Luigi Davide Emer
Luigi Davide Emer è un comandante Partigiano, nome di battaglia “Avio”, in quanto proveniente dall’aviazione. Il 26 agosto 1944 guida il suo battaglione, insieme a un’altra formazione con a capo Aldo Iseppi, nell’attacco a un presidio nazifascista a Cavalese (TN).
Nel bosco, subito prima dell’azione, esplode una bomba a mano e Luigi è investito dalle schegge e riporta le fratture di una gamba e un braccio.
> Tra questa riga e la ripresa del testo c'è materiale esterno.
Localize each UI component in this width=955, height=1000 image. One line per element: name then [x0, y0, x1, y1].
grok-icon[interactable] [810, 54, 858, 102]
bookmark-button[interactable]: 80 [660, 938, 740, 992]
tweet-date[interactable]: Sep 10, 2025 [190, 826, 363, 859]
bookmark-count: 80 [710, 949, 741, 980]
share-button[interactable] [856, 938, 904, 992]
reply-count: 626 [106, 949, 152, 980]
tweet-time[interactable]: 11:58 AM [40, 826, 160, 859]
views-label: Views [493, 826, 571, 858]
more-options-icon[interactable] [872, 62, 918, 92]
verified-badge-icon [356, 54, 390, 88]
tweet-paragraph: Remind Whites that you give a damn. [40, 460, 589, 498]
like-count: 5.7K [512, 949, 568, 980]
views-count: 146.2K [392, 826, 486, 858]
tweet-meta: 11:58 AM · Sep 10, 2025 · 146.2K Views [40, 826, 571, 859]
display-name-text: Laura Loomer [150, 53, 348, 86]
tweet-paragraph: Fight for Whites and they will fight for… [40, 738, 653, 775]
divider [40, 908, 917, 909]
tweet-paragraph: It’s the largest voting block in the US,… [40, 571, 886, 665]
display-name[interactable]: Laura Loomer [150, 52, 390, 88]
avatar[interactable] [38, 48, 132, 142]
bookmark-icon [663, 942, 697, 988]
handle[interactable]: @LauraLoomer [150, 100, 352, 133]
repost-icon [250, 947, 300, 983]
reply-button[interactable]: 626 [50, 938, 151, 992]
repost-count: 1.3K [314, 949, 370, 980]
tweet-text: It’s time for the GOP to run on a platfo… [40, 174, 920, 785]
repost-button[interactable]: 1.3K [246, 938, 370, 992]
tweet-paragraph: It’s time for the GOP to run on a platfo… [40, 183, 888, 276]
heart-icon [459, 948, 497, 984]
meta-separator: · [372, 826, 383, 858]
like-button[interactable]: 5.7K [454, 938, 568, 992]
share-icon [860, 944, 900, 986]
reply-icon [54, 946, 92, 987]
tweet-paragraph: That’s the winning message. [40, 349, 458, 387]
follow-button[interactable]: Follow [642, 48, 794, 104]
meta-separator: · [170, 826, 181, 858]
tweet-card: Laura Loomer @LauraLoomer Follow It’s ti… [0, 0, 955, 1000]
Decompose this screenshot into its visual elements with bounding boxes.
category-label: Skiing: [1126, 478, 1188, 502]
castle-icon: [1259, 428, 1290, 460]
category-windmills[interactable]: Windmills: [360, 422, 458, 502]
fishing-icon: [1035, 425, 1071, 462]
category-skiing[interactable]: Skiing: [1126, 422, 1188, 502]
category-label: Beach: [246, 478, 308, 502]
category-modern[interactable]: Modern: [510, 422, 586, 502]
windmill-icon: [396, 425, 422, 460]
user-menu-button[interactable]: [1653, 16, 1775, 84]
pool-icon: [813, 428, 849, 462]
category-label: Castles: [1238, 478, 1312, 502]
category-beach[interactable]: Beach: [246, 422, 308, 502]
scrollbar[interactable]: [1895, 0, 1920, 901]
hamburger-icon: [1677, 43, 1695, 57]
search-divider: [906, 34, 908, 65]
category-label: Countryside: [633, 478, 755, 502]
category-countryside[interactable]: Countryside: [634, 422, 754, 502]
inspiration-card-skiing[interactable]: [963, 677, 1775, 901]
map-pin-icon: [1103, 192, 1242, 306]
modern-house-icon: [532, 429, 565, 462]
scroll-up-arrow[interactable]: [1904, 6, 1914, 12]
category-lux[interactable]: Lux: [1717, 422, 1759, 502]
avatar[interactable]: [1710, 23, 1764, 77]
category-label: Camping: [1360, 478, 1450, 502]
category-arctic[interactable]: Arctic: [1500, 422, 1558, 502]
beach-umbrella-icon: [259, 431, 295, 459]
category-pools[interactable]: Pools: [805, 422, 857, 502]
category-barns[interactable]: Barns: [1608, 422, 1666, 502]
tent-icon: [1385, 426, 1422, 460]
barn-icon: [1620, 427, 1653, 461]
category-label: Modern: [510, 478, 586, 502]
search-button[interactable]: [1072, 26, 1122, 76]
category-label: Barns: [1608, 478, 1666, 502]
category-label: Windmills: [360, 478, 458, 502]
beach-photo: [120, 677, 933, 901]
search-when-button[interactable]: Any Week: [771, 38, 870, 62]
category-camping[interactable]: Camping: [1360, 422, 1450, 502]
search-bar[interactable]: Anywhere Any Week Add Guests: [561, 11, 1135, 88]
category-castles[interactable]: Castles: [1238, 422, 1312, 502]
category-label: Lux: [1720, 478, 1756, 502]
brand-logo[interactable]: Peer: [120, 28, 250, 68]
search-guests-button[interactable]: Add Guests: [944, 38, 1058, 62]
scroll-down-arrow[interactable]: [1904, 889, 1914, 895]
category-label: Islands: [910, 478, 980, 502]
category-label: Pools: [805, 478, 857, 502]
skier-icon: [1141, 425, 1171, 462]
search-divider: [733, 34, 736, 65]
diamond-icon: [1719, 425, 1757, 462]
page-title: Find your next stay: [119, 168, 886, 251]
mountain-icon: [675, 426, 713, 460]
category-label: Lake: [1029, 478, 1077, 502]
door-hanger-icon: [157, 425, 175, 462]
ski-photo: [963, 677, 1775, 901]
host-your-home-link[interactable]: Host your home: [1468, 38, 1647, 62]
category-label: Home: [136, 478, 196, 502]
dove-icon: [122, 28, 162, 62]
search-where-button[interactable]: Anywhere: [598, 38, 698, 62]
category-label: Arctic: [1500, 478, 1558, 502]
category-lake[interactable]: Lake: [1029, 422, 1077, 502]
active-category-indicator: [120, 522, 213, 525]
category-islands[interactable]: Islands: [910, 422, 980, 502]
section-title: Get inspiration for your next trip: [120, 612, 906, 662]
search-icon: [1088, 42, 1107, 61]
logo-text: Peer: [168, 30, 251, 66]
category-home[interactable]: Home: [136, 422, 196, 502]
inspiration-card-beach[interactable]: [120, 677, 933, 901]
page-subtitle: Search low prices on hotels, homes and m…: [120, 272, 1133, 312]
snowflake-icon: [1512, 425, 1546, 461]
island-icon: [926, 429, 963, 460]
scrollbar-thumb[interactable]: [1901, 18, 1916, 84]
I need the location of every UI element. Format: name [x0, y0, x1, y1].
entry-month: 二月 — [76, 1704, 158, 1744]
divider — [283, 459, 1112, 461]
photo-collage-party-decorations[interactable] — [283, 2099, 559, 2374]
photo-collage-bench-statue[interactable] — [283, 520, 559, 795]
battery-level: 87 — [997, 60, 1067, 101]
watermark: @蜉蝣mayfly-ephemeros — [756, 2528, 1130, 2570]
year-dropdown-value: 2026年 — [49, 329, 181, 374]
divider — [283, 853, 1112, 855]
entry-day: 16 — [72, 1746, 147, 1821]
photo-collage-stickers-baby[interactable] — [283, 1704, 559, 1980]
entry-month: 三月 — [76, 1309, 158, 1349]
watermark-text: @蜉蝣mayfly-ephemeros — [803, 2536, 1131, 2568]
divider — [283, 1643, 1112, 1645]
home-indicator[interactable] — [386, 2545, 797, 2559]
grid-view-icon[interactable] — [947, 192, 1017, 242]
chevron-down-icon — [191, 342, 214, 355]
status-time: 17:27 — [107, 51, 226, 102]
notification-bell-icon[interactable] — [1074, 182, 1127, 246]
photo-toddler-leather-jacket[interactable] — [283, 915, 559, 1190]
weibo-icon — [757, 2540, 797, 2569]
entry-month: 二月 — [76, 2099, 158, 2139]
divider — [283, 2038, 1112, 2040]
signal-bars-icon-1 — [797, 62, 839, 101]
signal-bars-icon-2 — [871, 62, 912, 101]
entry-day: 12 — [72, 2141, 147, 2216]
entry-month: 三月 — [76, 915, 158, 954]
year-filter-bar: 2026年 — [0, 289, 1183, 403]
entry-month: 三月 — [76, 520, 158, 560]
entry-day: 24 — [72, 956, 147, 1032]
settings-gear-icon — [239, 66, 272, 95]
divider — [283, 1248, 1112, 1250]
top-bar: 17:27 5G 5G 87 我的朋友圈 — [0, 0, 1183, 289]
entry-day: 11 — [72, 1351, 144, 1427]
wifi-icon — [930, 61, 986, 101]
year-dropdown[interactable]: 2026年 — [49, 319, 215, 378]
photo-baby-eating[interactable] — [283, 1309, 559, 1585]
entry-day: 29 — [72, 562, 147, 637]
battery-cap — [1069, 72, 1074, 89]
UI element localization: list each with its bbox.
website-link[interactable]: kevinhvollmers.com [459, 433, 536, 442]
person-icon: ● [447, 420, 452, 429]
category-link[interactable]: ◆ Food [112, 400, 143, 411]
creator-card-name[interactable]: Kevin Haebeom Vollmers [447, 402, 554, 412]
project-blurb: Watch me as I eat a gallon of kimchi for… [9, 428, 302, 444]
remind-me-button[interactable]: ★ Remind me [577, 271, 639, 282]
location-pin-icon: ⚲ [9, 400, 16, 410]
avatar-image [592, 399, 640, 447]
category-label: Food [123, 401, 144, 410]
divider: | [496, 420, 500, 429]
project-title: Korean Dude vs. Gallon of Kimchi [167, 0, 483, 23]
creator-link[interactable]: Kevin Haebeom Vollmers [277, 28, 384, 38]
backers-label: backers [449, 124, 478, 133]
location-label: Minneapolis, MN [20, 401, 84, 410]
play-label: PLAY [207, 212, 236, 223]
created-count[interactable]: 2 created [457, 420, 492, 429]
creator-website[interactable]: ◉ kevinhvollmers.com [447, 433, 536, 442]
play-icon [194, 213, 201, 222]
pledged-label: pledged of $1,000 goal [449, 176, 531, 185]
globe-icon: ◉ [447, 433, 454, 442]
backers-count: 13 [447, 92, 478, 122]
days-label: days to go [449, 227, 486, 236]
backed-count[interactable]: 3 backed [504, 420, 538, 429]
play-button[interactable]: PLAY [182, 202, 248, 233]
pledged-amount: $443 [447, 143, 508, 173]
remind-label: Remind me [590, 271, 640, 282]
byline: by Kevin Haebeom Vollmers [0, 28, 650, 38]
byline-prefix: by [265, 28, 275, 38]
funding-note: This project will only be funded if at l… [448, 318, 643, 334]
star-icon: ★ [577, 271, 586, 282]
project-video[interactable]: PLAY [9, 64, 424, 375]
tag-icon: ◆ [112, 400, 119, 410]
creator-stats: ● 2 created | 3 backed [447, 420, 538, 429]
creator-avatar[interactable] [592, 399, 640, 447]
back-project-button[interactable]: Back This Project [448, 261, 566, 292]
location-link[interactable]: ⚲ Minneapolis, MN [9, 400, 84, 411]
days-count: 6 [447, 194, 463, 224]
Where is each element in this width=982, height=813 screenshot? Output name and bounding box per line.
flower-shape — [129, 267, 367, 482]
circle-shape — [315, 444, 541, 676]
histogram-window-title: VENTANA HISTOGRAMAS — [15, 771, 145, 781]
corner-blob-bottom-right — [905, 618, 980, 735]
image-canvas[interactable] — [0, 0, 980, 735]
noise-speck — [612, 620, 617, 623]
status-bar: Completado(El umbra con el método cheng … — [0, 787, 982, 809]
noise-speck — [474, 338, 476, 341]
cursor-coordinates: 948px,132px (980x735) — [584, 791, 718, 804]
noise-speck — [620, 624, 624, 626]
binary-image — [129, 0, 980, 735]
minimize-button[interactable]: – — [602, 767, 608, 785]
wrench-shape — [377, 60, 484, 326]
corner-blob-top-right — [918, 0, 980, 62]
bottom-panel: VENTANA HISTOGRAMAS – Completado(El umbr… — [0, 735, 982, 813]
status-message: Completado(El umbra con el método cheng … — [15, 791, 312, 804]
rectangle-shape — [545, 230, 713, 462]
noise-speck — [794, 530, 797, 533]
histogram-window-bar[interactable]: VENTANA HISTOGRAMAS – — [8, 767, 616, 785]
Creduto ormai morto dai compagni è lasciato disteso su un carretto. Si sveglia nella notte e all’alba è soccorso da una staffetta e da un medico, più tardi però si ritrova accerchiato dai tedeschi.
È imprigionato, interrogato e torturato nella caserma di Cavalese senza rivelare neanche la sua vera identità. Solamente dopo oltre un mese è ricoverato all’ospedale di Bolzano e ingessato, a disposizione del Procuratore del Tribunale Speciale. Il 12 dicembre è resa definitiva la sua condanna a morte: Luigi Emer per la prima volta conferma le generalità. Ai primi di febbraio del ’45 in due sono prelevati per essere eliminati ma dopo l’uccisione dell’altro prigioniero, Francesco Rella, l’esecuzione è sospesa.
Emer è condotto al campo di concentramento di Bolzano, in via Resia, identificato dal triangolo rosso dei “politici”.
Tra fame, privazioni e infermità vi trascorre tre mesi, cercando di sfuggire agli aguzzini del campo, due ucraini e uno soprannominato “la Tigre”. Con lui sono militari, disertori, alcuni religiosi, famiglie di ebrei con bambini, molte donne (tra cui la prima moglie di Indro Montanelli): un giorno, Luigi riceve due uova da un pacco di un prigioniero italo-americano ma, seppur affamato, le regala al conte Wolkenstein del Castel Toblino che sta per morire di stenti e, sopravvissuto, nel dopoguerra gliene resterà grato.
La Liberazione arriva il 30 aprile 1945 ad opera della Croce Rossa Internazionale e del CLN di Bolzano e Milano: «Eravamo increduli, andai fuori e fui ospitato per un pasto in una famiglia del quartiere operaio delle casette Semirurali. Avevo con me un piccolo bloc-notes e ci tenevo dentro la mia tessera della cellula clandestina del Partito comunista all’interno del campo e un foglio che mi era stato rilasciato prima di uscire».
Su quel biglietto era scritto: “Il Signor Emer Luigi, matricola n°9861, è un ex detenuto politico. Egli merita perciò l’aiuto di tutte le autorità civili e militari e di tutti i cittadini dell’Italia liberata”.